Une mesure a été annoncée, un peu surprenante. Ce sont les retraités. Au final, il y a eu une annonce aujourd'hui. - N.Saint-Cricq: Ca a été officiellement dit par E.Macron.

Il a dit que le fait d'indexer les pensions de retraite sur l'inflation n'était pas une variable d'ajustement. Et là, au lendemain du discours de M.Barnier, on apprend que, finalement, ça va être dans 6 mois, une économie de 3 milliards.

M.Barnier avait dit qu'il présenterait le travail. Mais l'impression que la vérité du lundi est le mensonge du mardi, et réciproquement...

C'est quelque chose de difficile. - C.Roux: Même s'il n'est pas comptable des engagements d'E.Macron? - N.Saint-Cricq: Evidemment, mais la parole de l'Etat, ça veut dire quelque chose.

Après, on va dire que les retraités sont mieux traités en France que dans d'autres pays...

Simplement, le discours de politique générale, c'était hier. Si ça doit être toute la semaine un nouveau truc...

Cette mesure, elle est pour tout le monde. Elle n'est pas que pour les retraités les plus fortunés. Elle n'est pas dispatchée en fonction du niveau de revenus.

C'est quoi, le prochain? - C.Roux: Juste, c'est décalé de 6 mois.

C'est de la trésorerie? - G.Macke: Effectivement, pendant les mois de janvier à juin 2025, on va payer l'équivalent de 2 % de moins que ce qu'on aurait dû payer, puisqu'on ne va pas prendre en compte l'inflation.

Cet argent est gagné définitivement. En revanche, on ne va pas pouvoir reproduire ça très souvent. Il faut se faire une idée. 60 milliards, on n'a jamais fait ça, et de très loin!

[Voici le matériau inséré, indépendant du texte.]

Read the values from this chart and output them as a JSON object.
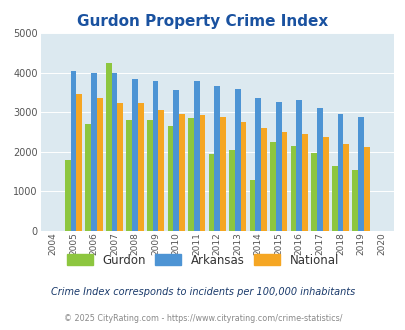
{
  "title": "Gurdon Property Crime Index",
  "years": [
    2004,
    2005,
    2006,
    2007,
    2008,
    2009,
    2010,
    2011,
    2012,
    2013,
    2014,
    2015,
    2016,
    2017,
    2018,
    2019,
    2020
  ],
  "gurdon": [
    0,
    1800,
    2700,
    4250,
    2800,
    2800,
    2650,
    2850,
    1950,
    2050,
    1300,
    2250,
    2150,
    1980,
    1650,
    1550,
    0
  ],
  "arkansas": [
    0,
    4050,
    3980,
    3980,
    3830,
    3780,
    3560,
    3780,
    3660,
    3580,
    3360,
    3260,
    3310,
    3100,
    2960,
    2880,
    0
  ],
  "national": [
    0,
    3450,
    3350,
    3240,
    3220,
    3060,
    2960,
    2940,
    2890,
    2760,
    2610,
    2490,
    2460,
    2370,
    2200,
    2120,
    0
  ],
  "bar_colors": {
    "gurdon": "#8dc63f",
    "arkansas": "#4d94d4",
    "national": "#f5a623"
  },
  "ylim": [
    0,
    5000
  ],
  "yticks": [
    0,
    1000,
    2000,
    3000,
    4000,
    5000
  ],
  "plot_bg": "#dce9f0",
  "title_color": "#1a52a0",
  "footer_text": "Crime Index corresponds to incidents per 100,000 inhabitants",
  "copyright_text": "© 2025 CityRating.com - https://www.cityrating.com/crime-statistics/",
  "bar_width": 0.28,
  "legend_labels": [
    "Gurdon",
    "Arkansas",
    "National"
  ]
}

Le plus dur qu'on ait fait comme durcissement budgétaire, que ce soit hausses d'impôts, recherche d'économies, tout compris, c'est peut-être 15-20 milliards. Quand on dit 60 milliards, on va faire tout! - C.Roux: C'est la rigueur? - G.Macke: Oui.

Je ne vois pas d'autres mots. 60 milliards en un an, il va y avoir une rigueur. Par rapport à tout ce qu'a pu dire la parole de l'Etat, représentée précédemment par E.Macron, notamment sur la stabilité fiscale...

Tout ça, il faut juste faire une croix dessus.